🤖 AI Summary
This work addresses the significant performance fluctuations of large language models across diverse tasks due to their reliance on fixed reasoning paradigms and inability to adaptively select optimal strategies. To overcome this limitation, the study formulates reasoning paradigm selection as a task-level learned routing problem and introduces a lightweight embedded router that dynamically chooses among six paradigms—Direct, Chain-of-Thought (CoT), ReAct, Plan-Execute, Reflection, and ReCode—based on the input task.
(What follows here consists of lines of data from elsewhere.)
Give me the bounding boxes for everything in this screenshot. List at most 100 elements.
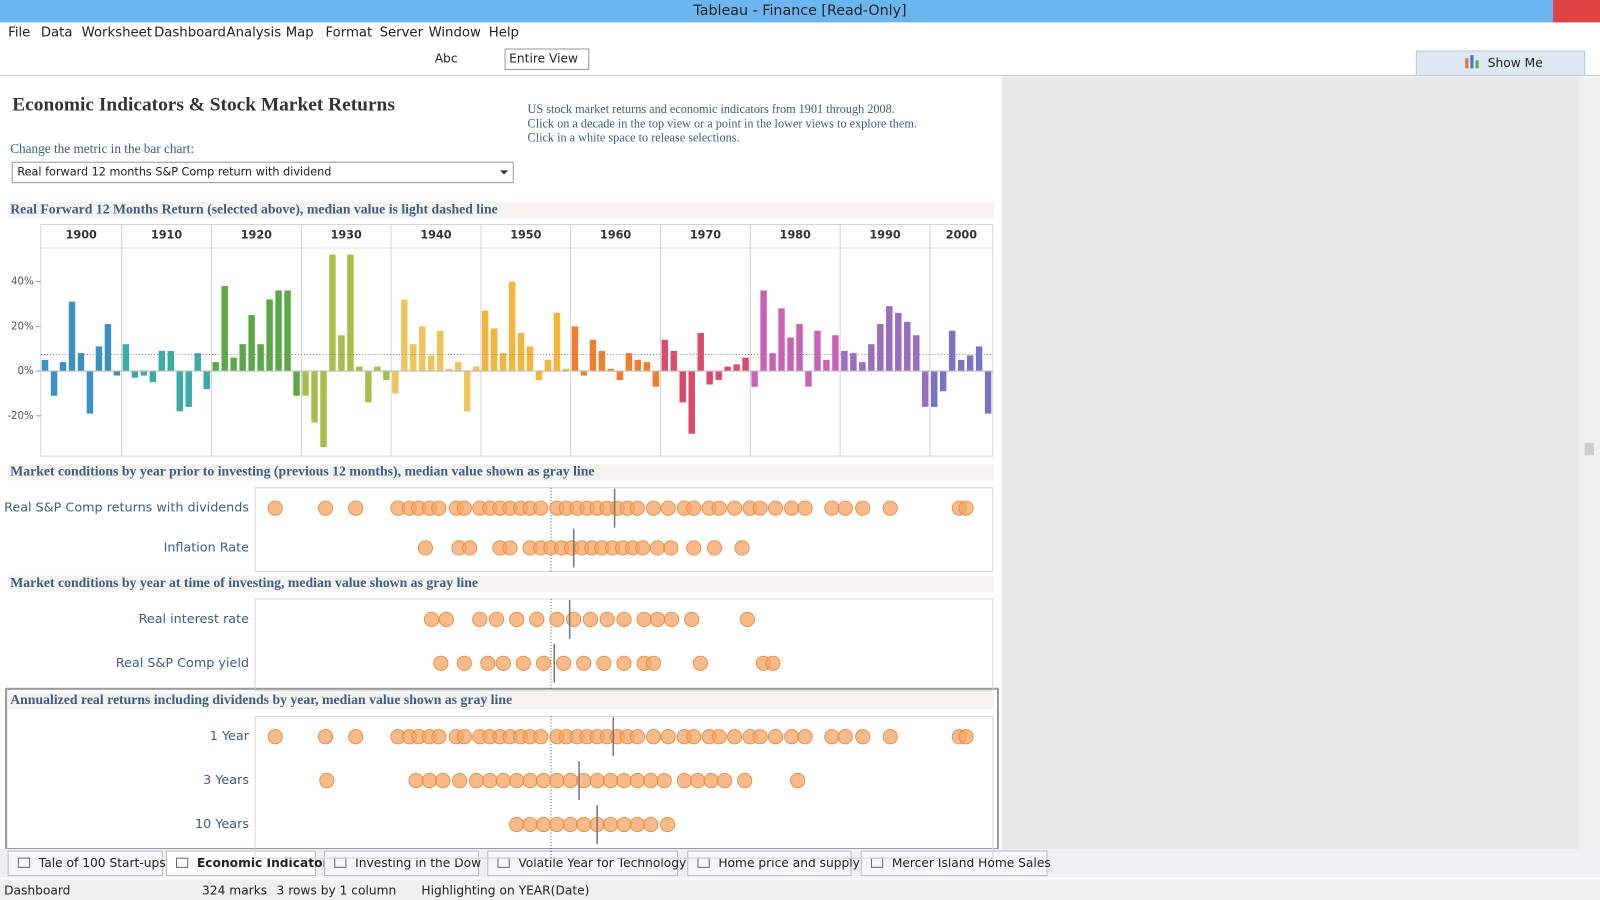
dot[interactable] [643,816,659,833]
dot[interactable] [562,816,578,833]
bar[interactable] [490,328,498,372]
dot[interactable] [456,729,472,745]
dot[interactable] [549,816,565,833]
bar[interactable] [778,308,785,372]
dot[interactable] [660,500,676,516]
bar[interactable] [203,371,210,389]
dot[interactable] [535,816,552,833]
dot[interactable] [684,611,700,627]
menu-item[interactable]: Help [489,26,519,41]
dot[interactable] [576,816,592,833]
dot[interactable] [752,500,768,516]
dot[interactable] [462,540,478,556]
bar[interactable] [922,371,929,407]
sheet-tab[interactable] [165,850,316,877]
bar[interactable] [841,350,848,372]
dot[interactable] [727,500,743,516]
bar[interactable] [365,371,372,403]
dot[interactable] [509,611,525,627]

Experimental results demonstrate that the proposed approach improves average accuracy from 47.6% to 53.1% across four prominent large language models, outperforming the best fixed paradigm by 2.8 percentage points and closing up to 37% of the gap to the oracle performance.
📝 Abstract
When an LLM-based agent improves on a task, is the gain from the model itself or from the reasoning paradigm wrapped around it? We study this question by comparing six inference-time paradigms, namely Direct, CoT, ReAct, Plan-Execute, Reflection, and ReCode, across four frontier LLMs and ten benchmarks, yielding roughly 18,000 runs. We find that reasoning structure helps dramatically on some tasks but hurts on others: ReAct improves over Direct by 44pp on GAIA, while CoT degrades performance by 15pp on HumanEval. No single paradigm dominates, and oracle per-task selection beats the best fixed paradigm by 17.1pp on average. Motivated by this complementarity, we propose a select-then-solve approach: before answering each task, a lightweight embedding-based router selects the most suitable paradigm. Across four models, the router improves average accuracy from 47.6% to 53.1%, outperforming the best fixed paradigm at 50.3% by 2.8pp and recovering up to 37% of the oracle gap. In contrast, zero-shot self-routing only works for GPT-5 at 67.1% and fails for weaker models, all trailing the learned router. Our results argue that reasoning paradigm selection should be a per-task decision made by a learned router, not a fixed architectural choice.